Sheila Dixit, Chief Minister of Delhi, feels that a woman driving home in her car late at night in India’s capital is being adventurous. In other words, she’s asking to be killed. Women shouldn’t travel at night. Better still, they should probably never leave home at all. After marriage at 18 (unless she thinks it should be earlier), and after getting themselves impregnated at regular intervals, shouldn’t they stay home, bringing up the children and cooking for the husband?

Silly season, as you can see, continues.

Ramadoss bans smoking, and gives the police another handle to beat the citizen with.

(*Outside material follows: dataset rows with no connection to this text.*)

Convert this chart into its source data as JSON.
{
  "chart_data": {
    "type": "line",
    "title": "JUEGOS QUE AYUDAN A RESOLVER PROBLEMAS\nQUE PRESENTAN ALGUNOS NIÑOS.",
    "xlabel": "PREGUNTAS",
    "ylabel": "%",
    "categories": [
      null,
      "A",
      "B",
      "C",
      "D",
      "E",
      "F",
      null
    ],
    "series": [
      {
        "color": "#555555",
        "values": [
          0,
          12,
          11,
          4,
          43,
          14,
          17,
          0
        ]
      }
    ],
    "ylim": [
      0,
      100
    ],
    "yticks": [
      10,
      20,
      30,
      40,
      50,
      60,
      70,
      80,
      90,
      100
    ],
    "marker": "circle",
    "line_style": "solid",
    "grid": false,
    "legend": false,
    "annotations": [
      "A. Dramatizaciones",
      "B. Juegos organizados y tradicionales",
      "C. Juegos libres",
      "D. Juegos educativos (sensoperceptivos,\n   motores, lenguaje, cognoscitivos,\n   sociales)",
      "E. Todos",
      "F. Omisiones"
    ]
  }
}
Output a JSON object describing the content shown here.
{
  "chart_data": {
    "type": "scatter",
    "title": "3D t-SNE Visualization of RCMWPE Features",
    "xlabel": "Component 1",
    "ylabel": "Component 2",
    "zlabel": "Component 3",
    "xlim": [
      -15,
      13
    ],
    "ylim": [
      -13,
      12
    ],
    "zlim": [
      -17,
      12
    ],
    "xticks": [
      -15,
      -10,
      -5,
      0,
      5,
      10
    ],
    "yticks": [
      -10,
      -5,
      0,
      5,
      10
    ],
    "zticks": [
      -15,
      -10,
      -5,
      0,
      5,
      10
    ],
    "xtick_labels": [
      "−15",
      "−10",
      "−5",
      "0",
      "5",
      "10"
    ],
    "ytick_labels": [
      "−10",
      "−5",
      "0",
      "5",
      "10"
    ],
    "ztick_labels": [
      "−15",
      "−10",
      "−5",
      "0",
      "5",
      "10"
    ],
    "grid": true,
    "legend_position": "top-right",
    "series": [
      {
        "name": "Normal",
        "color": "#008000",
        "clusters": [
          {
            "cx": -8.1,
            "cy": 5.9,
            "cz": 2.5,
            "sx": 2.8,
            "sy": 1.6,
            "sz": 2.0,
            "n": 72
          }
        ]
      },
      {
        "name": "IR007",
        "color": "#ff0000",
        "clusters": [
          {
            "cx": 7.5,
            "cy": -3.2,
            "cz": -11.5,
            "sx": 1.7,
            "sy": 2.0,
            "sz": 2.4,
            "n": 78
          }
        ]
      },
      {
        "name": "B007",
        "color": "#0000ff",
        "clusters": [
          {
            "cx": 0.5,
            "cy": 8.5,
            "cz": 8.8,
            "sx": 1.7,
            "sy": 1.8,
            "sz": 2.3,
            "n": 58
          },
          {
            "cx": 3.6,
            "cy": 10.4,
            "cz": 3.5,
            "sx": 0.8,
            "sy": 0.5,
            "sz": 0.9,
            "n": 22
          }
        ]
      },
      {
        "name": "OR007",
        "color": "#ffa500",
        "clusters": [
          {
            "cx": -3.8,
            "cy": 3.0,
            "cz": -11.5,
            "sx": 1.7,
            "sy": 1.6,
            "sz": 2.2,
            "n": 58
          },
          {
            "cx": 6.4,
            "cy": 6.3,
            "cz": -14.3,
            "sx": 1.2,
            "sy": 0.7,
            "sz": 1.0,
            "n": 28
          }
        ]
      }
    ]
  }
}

So a friend of mine, smoking in his car, was flagged down by overzealous policemen and told he couldn’t smoke in his car. To which he produced the rules related to the smoking ban and asked them to show where it said so. They couldn’t. Deprived of some easy money, the cops then checked his driving license, PUC certificate, registration and insurance papers. Disappointed at not finding anything amiss, they reluctantly let him go.

The Rajkot police, meanwhile, ever vigilant and conscientious about their duties as Enforcers-Of-Indian-Feminine-Modesty, have put backless cholis on their Dandiya blacklist. Not for our young girls these indecent, flesh-showing cholis. This is not what Indian culture (arre, more than 5000 years, you are not understanding?) is about. This is Women Being Adventurous. And being adventurous, as we know, can either get you killed, or knocked up. The Sheila would approve.

Take heart, fellow citizens. This only goes to show that underneath our petty regional differences, we are still a nation, bound by stupidity and regressive thinking.

There is also good news. (Surely you didn’t think I was just a purveyor of gloom?) Anyway, the good news is contraceptive sales are up 25% in Ahmedabad. And I’m sure in Mumbai as well. It’s good news because this season’s a shag fest anyway, and at least some of the copulating couples have figured out that safe sex is the way to go.